Blank tells his life story to everyone from his old high school flame to long-lost buddies in the 1997 film "Grosse Pointe Blank," but no one believes him.
If Blank looked and acted like John Cusack, you wouldn't, either.
Cusack shelved his nice guy mantle to play a contract killer in "Blank," available for the first time on Blu-ray this week. Director George Armitage keeps the tone surprisingly light, and Cusack does most of the rest. You'll be forgiven for not accepting that a veteran hit man is capable of changing his stripes, but a spry cast of veteran scene stealers help Cusack make the case.

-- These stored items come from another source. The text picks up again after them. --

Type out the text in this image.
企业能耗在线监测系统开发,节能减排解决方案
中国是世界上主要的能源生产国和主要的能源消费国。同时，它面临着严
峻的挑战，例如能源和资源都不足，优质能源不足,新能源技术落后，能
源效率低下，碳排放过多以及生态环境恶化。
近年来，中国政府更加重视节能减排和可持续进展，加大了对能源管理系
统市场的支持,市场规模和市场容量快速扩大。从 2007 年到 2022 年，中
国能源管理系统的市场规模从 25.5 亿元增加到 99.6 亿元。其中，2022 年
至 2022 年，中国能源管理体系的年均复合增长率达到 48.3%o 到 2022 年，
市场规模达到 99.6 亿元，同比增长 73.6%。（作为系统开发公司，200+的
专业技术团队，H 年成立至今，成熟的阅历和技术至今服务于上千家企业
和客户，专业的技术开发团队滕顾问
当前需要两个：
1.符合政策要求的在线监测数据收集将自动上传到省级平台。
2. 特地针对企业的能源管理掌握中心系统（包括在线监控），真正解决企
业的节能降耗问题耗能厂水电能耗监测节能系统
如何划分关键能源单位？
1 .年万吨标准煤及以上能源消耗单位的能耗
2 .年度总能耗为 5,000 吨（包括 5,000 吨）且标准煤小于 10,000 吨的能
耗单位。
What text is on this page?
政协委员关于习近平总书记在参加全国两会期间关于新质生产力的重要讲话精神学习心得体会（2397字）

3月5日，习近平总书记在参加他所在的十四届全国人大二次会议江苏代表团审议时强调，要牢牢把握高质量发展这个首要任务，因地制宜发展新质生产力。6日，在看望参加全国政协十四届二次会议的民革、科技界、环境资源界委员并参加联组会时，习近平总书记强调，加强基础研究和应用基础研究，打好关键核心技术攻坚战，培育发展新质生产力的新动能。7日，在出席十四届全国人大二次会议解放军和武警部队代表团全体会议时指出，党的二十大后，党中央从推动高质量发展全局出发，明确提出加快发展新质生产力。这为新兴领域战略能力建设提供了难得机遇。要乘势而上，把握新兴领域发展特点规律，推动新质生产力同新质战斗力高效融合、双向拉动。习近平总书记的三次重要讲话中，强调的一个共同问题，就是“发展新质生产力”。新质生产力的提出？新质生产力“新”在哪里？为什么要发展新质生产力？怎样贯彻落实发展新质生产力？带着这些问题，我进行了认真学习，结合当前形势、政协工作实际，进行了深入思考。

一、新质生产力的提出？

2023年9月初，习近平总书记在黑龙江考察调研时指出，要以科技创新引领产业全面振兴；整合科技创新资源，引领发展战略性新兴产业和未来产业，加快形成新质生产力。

Professional assassin Martin Blank (Cusack) is forced to travel to his home town after he botches an assignment and must make amends with his employer. As movie luck would have it, his high school's 10-year reunion happens to be slotted for the same weekend of his planned kill. That convinces him to visit Debi (Minnie Driver), the girl he mysteriously stood up on Prom Night but has been thinking about ever since.
Martin will have to be nimble to stay alive long enough to win Debi back, especially since a fellow assassin (Dan Aykroyd) wouldn't lose any sleep if Martin were no longer available to take his gigs.
Cusack isn't abandoning the character traits which forged his early fame. He's still a bit unpredictable with a sly smile and innocent demeanor. He just so happens to kill for a living, and he goes about his business with a ruthless efficiency.
He's an emotional wreck all the same, passive aggressively threatening his psychologist (an underused Alan Arkin) in the hopes of repairing his shattered psyche. A scene where Martin visits his mother, a relatively young woman suffering some sort of dementia, doesn't add much to Martin's psychological portrait.
He's better off spending time with Debi, a local deejay willing to hear Martin out while establishing her own ground rules for any brand of reconciliation.
The laughs in "Grosse Pointe Blank" arrive from multiple directions. We get the standard reunion gags, the sight of Martin trying to hide a dead body in a high school banner and the fizzy feuding whenever Debi is on screen.
"Grosse Pointe Blank" can't fully resolve its moral murkiness. Martin kills too easily for us to fully accept his tortured state. Yet when he is forced to hold a baby at the high school reunion and gazes into wider than wide eyes, Cusack nails the look of a man reclaiming his humanity.